Staying in an unhappy relationship afforded Geraldine the chance to say, “what more can I do?”

She longed for Forrest to approach her, think about her and talk about in positive ways, rather than always expecting the worst or taking over because she refused to give up the portrayal of him as unavailable and useless. Geraldine took on this mission with zeal for quite some time, until she reached the mature stage of realizing that she couldn’t control Forrest, and that they both needed to view each other as bad guys interchangeably.
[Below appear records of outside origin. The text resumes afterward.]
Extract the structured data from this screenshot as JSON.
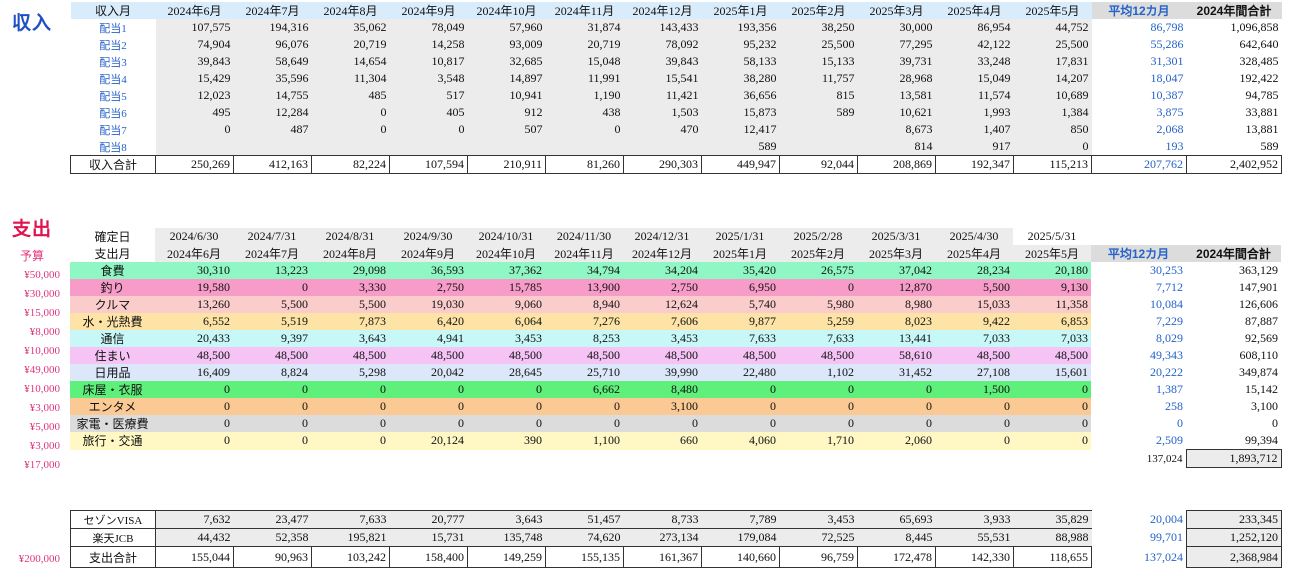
{
  "income": {
    "title": "収入",
    "headers": [
      "収入月",
      "2024年6月",
      "2024年7月",
      "2024年8月",
      "2024年9月",
      "2024年10月",
      "2024年11月",
      "2024年12月",
      "2025年1月",
      "2025年2月",
      "2025年3月",
      "2025年4月",
      "2025年5月",
      "平均12カ月",
      "2024年間合計"
    ],
    "rows": [
      {
        "label": "配当1",
        "values": [
          "107,575",
          "194,316",
          "35,062",
          "78,049",
          "57,960",
          "31,874",
          "143,433",
          "193,356",
          "38,250",
          "30,000",
          "86,954",
          "44,752"
        ],
        "avg": "86,798",
        "total": "1,096,858"
      },
      {
        "label": "配当2",
        "values": [
          "74,904",
          "96,076",
          "20,719",
          "14,258",
          "93,009",
          "20,719",
          "78,092",
          "95,232",
          "25,500",
          "77,295",
          "42,122",
          "25,500"
        ],
        "avg": "55,286",
        "total": "642,640"
      },
      {
        "label": "配当3",
        "values": [
          "39,843",
          "58,649",
          "14,654",
          "10,817",
          "32,685",
          "15,048",
          "39,843",
          "58,133",
          "15,133",
          "39,731",
          "33,248",
          "17,831"
        ],
        "avg": "31,301",
        "total": "328,485"
      },
      {
        "label": "配当4",
        "values": [
          "15,429",
          "35,596",
          "11,304",
          "3,548",
          "14,897",
          "11,991",
          "15,541",
          "38,280",
          "11,757",
          "28,968",
          "15,049",
          "14,207"
        ],
        "avg": "18,047",
        "total": "192,422"
      },
      {
        "label": "配当5",
        "values": [
          "12,023",
          "14,755",
          "485",
          "517",
          "10,941",
          "1,190",
          "11,421",
          "36,656",
          "815",
          "13,581",
          "11,574",
          "10,689"
        ],
        "avg": "10,387",
        "total": "94,785"
      },
      {
        "label": "配当6",
        "values": [
          "495",
          "12,284",
          "0",
          "405",
          "912",
          "438",
          "1,503",
          "15,873",
          "589",
          "10,621",
          "1,993",
          "1,384"
        ],
        "avg": "3,875",
        "total": "33,881"
      },
      {
        "label": "配当7",
        "values": [
          "0",
          "487",
          "0",
          "0",
          "507",
          "0",
          "470",
          "12,417",
          "",
          "8,673",
          "1,407",
          "850"
        ],
        "avg": "2,068",
        "total": "13,881"
      },
      {
        "label": "配当8",
        "values": [
          "",
          "",
          "",
          "",
          "",
          "",
          "",
          "589",
          "",
          "814",
          "917",
          "0"
        ],
        "avg": "193",
        "total": "589"
      }
    ],
    "total_row": {
      "label": "収入合計",
      "values": [
        "250,269",
        "412,163",
        "82,224",
        "107,594",
        "210,911",
        "81,260",
        "290,303",
        "449,947",
        "92,044",
        "208,869",
        "192,347",
        "115,213"
      ],
      "avg": "207,762",
      "total": "2,402,952"
    }
  },
  "expense": {
    "title": "支出",
    "budget_label": "予算",
    "confirm_label": "確定日",
    "confirm_dates": [
      "2024/6/30",
      "2024/7/31",
      "2024/8/31",
      "2024/9/30",
      "2024/10/31",
      "2024/11/30",
      "2024/12/31",
      "2025/1/31",
      "2025/2/28",
      "2025/3/31",
      "2025/4/30",
      "2025/5/31"
    ],
    "headers": [
      "支出月",
      "2024年6月",
      "2024年7月",
      "2024年8月",
      "2024年9月",
      "2024年10月",
      "2024年11月",
      "2024年12月",
      "2025年1月",
      "2025年2月",
      "2025年3月",
      "2025年4月",
      "2025年5月",
      "平均12カ月",
      "2024年間合計"
    ],
    "rows": [
      {
        "budget": "¥50,000",
        "label": "食費",
        "color": "#8ff7c4",
        "values": [
          "30,310",
          "13,223",
          "29,098",
          "36,593",
          "37,362",
          "34,794",
          "34,204",
          "35,420",
          "26,575",
          "37,042",
          "28,234",
          "20,180"
        ],
        "avg": "30,253",
        "total": "363,129"
      },
      {
        "budget": "¥30,000",
        "label": "釣り",
        "color": "#f79bc8",
        "values": [
          "19,580",
          "0",
          "3,330",
          "2,750",
          "15,785",
          "13,900",
          "2,750",
          "6,950",
          "0",
          "12,870",
          "5,500",
          "9,130"
        ],
        "avg": "7,712",
        "total": "147,901"
      },
      {
        "budget": "¥15,000",
        "label": "クルマ",
        "color": "#fbcccc",
        "values": [
          "13,260",
          "5,500",
          "5,500",
          "19,030",
          "9,060",
          "8,940",
          "12,624",
          "5,740",
          "5,980",
          "8,980",
          "15,033",
          "11,358"
        ],
        "avg": "10,084",
        "total": "126,606"
      },
      {
        "budget": "¥8,000",
        "label": "水・光熱費",
        "color": "#fde3a5",
        "values": [
          "6,552",
          "5,519",
          "7,873",
          "6,420",
          "6,064",
          "7,276",
          "7,606",
          "9,877",
          "5,259",
          "8,023",
          "9,422",
          "6,853"
        ],
        "avg": "7,229",
        "total": "87,887"
      },
      {
        "budget": "¥10,000",
        "label": "通信",
        "color": "#c8f7f7",
        "values": [
          "20,433",
          "9,397",
          "3,643",
          "4,941",
          "3,453",
          "8,253",
          "3,453",
          "7,633",
          "7,633",
          "13,441",
          "7,033",
          "7,033"
        ],
        "avg": "8,029",
        "total": "92,569"
      },
      {
        "budget": "¥49,000",
        "label": "住まい",
        "color": "#f5c4f5",
        "values": [
          "48,500",
          "48,500",
          "48,500",
          "48,500",
          "48,500",
          "48,500",
          "48,500",
          "48,500",
          "48,500",
          "58,610",
          "48,500",
          "48,500"
        ],
        "avg": "49,343",
        "total": "608,110"
      },
      {
        "budget": "¥10,000",
        "label": "日用品",
        "color": "#dce8fa",
        "values": [
          "16,409",
          "8,824",
          "5,298",
          "20,042",
          "28,645",
          "25,710",
          "39,990",
          "22,480",
          "1,102",
          "31,452",
          "27,108",
          "15,601"
        ],
        "avg": "20,222",
        "total": "349,874"
      },
      {
        "budget": "¥3,000",
        "label": "床屋・衣服",
        "color": "#5ef07a",
        "values": [
          "0",
          "0",
          "0",
          "0",
          "0",
          "6,662",
          "8,480",
          "0",
          "0",
          "0",
          "1,500",
          "0"
        ],
        "avg": "1,387",
        "total": "15,142"
      },
      {
        "budget": "¥5,000",
        "label": "エンタメ",
        "color": "#fbc994",
        "values": [
          "0",
          "0",
          "0",
          "0",
          "0",
          "0",
          "3,100",
          "0",
          "0",
          "0",
          "0",
          "0"
        ],
        "avg": "258",
        "total": "3,100"
      },
      {
        "budget": "¥3,000",
        "label": "家電・医療費",
        "color": "#dcdcdc",
        "values": [
          "0",
          "0",
          "0",
          "0",
          "0",
          "0",
          "0",
          "0",
          "0",
          "0",
          "0",
          "0"
        ],
        "avg": "0",
        "total": "0"
      },
      {
        "budget": "¥17,000",
        "label": "旅行・交通",
        "color": "#fff8c4",
        "values": [
          "0",
          "0",
          "0",
          "20,124",
          "390",
          "1,100",
          "660",
          "4,060",
          "1,710",
          "2,060",
          "0",
          "0"
        ],
        "avg": "2,509",
        "total": "99,394"
      }
    ],
    "subtotal": {
      "avg": "137,024",
      "total": "1,893,712"
    },
    "cards": [
      {
        "label": "セゾンVISA",
        "values": [
          "7,632",
          "23,477",
          "7,633",
          "20,777",
          "3,643",
          "51,457",
          "8,733",
          "7,789",
          "3,453",
          "65,693",
          "3,933",
          "35,829"
        ],
        "avg": "20,004",
        "total": "233,345"
      },
      {
        "label": "楽天JCB",
        "values": [
          "44,432",
          "52,358",
          "195,821",
          "15,731",
          "135,748",
          "74,620",
          "273,134",
          "179,084",
          "72,525",
          "8,445",
          "55,531",
          "88,988"
        ],
        "avg": "99,701",
        "total": "1,252,120"
      }
    ],
    "total_row": {
      "budget": "¥200,000",
      "label": "支出合計",
      "values": [
        "155,044",
        "90,963",
        "103,242",
        "158,400",
        "149,259",
        "155,135",
        "161,367",
        "140,660",
        "96,759",
        "172,478",
        "142,330",
        "118,655"
      ],
      "avg": "137,024",
      "total": "2,368,984"
    }
  }
}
The realization made her sad and hopeless in the relationship, on the verge of giving up – living like roommates. She wanted to leave. It felt that they were moving further apart into their own realities with no real meeting of minds. Yes, Forrest may say he understood her right to have experiences and thoughts that were not in synch with his own, but emotionally he demanded that she accept his way of being in the world because it was “the reality.”  The stress was unbearable.

There was no apparent incentive to stay if Geraldine’s hard fought autonomy was in danger of being quashed. But yet, staying in an unhappy relationship gave her something she couldn’t find elsewhere.

Staying in an unhappy relationship – function three

suffering to feel good in an unhappy marriage

• Feeling good about yourself through suffering – tolerating a miserable marriage means you are strong, sacrificial and ‘good’ for doing the right thing by sticking it out, and not abandoning your partner.

No matter how good Geraldine felt about herself, or how liberated, honest and authentic she had become, it didn’t quite hit the spot. She needed a greater accolade that transcended her personal development to date. The yearning to be seen and treasured as a good person was akin to saintliness – that state where no one could doubt your goodness. Saints sacrifice themselves in martyr hood and are recognized as above the state of humanness where some badness still exists. Staying in an unhappy relationship provided just that burning woodpile on which Geraldine could stand on and burn to prove how good she was by sacrificing her future happiness for the sake of not leaving her partner. The latter would be human and a hint of badness would be like body odor that no deodorant could mask.

Staying in an unhappy relationship provided these three functions for Geraldine: incentive to find and own her autonomous self, make her partner believe in her goodness, and stay unhappy to prove her unselfish devotion.

Is staying in an unhappy relationship worth it?

Yes, if you get the three things that Geraldine used it for.

But the real question is why she wasn’t okay with being human and allowing herself to be happy? She found out in her individual therapy that provided the environment to connect the dots from her childhood to her marriage and find herself within.